A special species endemic to the Kazuma Depression is the oribi, a small antelope, not often seen in other parts of the country. Visitors may also occasionally see cheetah or wild dog while lions are fairly common.
The pan systems are also ideal habitat to a large variety of water birds, with a number of species including storks, crowned cranes, stilts, cormorants, ducks and kingfishers occurring throughout the area.
Kazuma Pan National Park is closed to the public in January and February each year due to the wet conditions over this period that make the roads impassable.
There are two camp sites available in the park. Only two groups of visitors are allowed to camp in the Park at any one time. The camp sites each have bush toilets, braai points and water supplies. Each camp site can comfortably take 10 persons.
These sites are located in different habitats: Insiza, which overlooks the Kazuma Depression and Kasetsheti, near some natural springs.

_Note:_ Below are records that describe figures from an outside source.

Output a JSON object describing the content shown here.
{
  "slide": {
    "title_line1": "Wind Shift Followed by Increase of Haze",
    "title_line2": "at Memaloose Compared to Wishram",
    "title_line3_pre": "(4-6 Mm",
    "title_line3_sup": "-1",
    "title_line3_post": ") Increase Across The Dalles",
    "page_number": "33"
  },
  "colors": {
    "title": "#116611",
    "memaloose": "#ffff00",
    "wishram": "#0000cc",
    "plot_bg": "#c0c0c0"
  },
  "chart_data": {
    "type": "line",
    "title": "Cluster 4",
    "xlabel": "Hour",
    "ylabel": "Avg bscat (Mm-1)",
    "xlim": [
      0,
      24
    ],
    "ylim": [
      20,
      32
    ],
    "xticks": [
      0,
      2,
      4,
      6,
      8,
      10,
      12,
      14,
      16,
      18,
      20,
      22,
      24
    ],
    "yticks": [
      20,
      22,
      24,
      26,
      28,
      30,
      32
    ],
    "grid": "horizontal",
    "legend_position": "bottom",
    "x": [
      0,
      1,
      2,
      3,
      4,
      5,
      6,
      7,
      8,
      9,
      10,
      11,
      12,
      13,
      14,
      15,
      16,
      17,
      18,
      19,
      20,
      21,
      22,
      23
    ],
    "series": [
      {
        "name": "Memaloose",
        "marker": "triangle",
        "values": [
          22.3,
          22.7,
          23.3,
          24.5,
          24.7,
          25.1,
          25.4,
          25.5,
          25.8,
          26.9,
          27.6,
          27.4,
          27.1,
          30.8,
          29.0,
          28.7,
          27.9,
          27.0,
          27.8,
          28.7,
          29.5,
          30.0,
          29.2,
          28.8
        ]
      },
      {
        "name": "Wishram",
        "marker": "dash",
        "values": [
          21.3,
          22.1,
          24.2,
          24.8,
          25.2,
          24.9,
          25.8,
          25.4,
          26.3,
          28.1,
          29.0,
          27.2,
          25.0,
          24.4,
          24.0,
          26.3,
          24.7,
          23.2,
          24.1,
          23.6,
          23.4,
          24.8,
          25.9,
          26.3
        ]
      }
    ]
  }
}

Visitors should note that Kazuma is an extremely remote area, and adequate provisions for fuel, food supplies and other basics should be provided for.
Attractions & Activities
Why visit Kazuma?
An ornithologist’s paradise
Remote wilderness with some of Zimbabwe’s most challenging game drive trails
How to get to Kazuma National Parks
Take the Robins Camp/ Pandamatenga turn-off from the main Bulawayo-Victoria Falls Road . proceed for some 25 kilometres along this gravel road to the Parks & Wildlife offices in Matetsi where visitors are required to check-in before proceeding. The journey is continued along the Pandamatenga road for a further 39 kilometres to the border post. These roads are gravel and can be rough. As access to Kazuma is along the Zimbabwe/ Botswana border road, visitors are again asked to check-in with the Zimbabwe Republic Police at Pandamatenga. Kazuma Pan National Park is some 25 kilometres further along, north-west of Pandamatenga. Access may only be made by four wheel drive vehicles as the roads are rough and sandy in some areas. Access via Kazungula is strictly prohibited.